Since 1994, RotaBolt Ltd has worked alongside the company's gasket suppliers and leak sealing engineers to achieve reliable, long term solutions to the problems of leaks on heat exchangers.
In addition to the aims of its environmental policy, BP recognized the cost and downtime implications of persistent leaks and undertook a thorough investigative study and cost analysis of the problem. This revealed that the cost of rectifying leaking joints on a typical heat exchanger, over a two year period, could be as much as £12,000.
In 1996, the first heat exchanger at the Grangemouth Complex was fitted with RotaBolt tension monitored fasteners. The major advantage of RotaBolts is that tension can be guaranteed to +/- 5% and checked using a simple thumb and finger test.
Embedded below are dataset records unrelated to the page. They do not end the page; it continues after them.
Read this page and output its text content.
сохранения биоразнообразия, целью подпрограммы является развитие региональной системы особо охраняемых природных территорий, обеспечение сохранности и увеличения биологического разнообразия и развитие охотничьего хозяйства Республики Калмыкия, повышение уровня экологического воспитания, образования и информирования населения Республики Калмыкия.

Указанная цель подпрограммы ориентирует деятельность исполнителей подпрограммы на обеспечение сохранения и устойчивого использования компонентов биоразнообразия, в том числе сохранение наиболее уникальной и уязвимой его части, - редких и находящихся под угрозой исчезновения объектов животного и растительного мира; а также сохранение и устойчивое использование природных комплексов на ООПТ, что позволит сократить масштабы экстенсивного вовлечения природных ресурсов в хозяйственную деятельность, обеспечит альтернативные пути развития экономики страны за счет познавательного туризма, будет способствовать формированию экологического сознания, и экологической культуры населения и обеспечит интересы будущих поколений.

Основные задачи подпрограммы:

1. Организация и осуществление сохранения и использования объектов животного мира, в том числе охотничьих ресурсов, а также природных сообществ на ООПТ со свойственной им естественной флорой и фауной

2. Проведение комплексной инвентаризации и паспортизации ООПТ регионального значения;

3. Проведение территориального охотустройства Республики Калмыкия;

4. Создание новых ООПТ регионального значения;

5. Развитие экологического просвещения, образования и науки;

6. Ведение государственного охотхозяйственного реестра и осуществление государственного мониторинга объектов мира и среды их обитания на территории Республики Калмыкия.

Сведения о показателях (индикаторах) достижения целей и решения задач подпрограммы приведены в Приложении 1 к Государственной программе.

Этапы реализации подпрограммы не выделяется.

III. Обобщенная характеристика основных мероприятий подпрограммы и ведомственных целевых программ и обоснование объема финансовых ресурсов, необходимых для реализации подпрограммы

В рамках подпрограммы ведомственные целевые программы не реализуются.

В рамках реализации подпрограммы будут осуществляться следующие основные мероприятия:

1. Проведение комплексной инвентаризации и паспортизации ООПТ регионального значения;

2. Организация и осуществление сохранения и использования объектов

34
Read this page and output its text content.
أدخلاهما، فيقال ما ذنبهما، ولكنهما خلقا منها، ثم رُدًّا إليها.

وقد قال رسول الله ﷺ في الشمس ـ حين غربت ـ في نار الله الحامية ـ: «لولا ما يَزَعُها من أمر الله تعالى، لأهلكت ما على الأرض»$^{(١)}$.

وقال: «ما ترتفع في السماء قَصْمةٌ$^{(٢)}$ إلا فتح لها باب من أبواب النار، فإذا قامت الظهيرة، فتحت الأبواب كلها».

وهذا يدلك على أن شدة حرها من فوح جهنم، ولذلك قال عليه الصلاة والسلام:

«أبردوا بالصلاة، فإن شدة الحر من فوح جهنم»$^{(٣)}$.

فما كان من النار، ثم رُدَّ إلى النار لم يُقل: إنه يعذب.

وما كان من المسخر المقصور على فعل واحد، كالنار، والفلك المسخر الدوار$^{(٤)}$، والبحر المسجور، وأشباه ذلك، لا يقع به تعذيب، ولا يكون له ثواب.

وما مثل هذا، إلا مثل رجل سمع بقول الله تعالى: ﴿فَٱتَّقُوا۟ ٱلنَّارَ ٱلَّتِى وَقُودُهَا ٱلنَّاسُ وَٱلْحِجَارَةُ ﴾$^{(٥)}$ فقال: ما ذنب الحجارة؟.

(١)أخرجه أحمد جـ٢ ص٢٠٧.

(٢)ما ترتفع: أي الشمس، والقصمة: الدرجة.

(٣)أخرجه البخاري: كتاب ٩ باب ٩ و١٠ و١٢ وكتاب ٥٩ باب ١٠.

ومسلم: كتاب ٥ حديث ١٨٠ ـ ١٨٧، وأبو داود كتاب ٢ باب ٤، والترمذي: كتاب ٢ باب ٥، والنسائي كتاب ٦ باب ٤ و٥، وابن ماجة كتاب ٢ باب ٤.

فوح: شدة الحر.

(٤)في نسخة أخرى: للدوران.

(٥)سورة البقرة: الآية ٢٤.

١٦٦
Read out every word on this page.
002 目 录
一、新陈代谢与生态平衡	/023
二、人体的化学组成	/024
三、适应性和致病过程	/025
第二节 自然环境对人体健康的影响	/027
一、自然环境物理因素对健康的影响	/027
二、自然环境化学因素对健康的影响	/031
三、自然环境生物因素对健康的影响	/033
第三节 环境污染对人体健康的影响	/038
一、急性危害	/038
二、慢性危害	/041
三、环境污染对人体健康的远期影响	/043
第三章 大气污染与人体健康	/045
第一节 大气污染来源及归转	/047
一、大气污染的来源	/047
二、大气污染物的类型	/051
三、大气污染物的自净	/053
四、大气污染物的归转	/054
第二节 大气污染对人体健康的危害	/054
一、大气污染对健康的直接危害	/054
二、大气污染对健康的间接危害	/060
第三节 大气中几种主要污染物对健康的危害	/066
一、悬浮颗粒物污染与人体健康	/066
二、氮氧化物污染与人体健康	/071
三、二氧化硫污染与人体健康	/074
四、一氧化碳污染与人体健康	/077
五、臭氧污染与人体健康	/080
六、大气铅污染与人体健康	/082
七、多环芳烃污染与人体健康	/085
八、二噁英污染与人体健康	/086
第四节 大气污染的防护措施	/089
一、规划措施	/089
When the rota cap is 'locked' at the prescribed limit, the engineer knows that the correct tension is being maintained.
This feature provides enormous time savings in large petrochemical complexes and enable checks to be made instantly by the company's own engineers so that joint integrity can be regularly and accurately monitored.
Based on the success of the initial RotaBolt installations, BP Grangemouth went on to fit RotaBolt converted fasteners to other heat exchangers and by 1997 over 7,000 had been fitted throughout the plant.
By combining RotaBolts and improved gasket design, the refinery has established that leaking heat exchangers can be a thing of the past.
"RotaBolts have proved of particular value when combined with an improved design of gasket in heat exchangers which are subject to thermal cycling during operation", said Tony Smith, Pressure Vessel & Pipeline Design Authority at Grangemouth.
RotaBolt achieved similar success with a project at BP Chemicals' Salt End plant in Hull where they were able to achieve significant improvements in pipe flange and vessel integrity, where there had previously been problems due to the effects of thermal recycling.
This revealed the disadvantages of torque tightening methods which have the inherent limitation of only registering the condition of the mating surfaces on the joint, not the axial load on the fastener resulting inaccuracies in excess of 60%. Similarly, where hydraulic tensioners are used, the resultant axial load has been found to be unacceptably inaccurate. In contrast, RotaBolts provide extremely accurate and verifiable tension control on installation and in service.
"I think that the BP projects demonstrate our ability to work with customers in the long term. There is the need for continuos improvement in response to increasingly higher standards of environmental accountability and plant performance. The technical support provided by RotaBolt can make an important contribution to achieving these aims", said Rod Corbett, managing director of RotaBolt Ltd.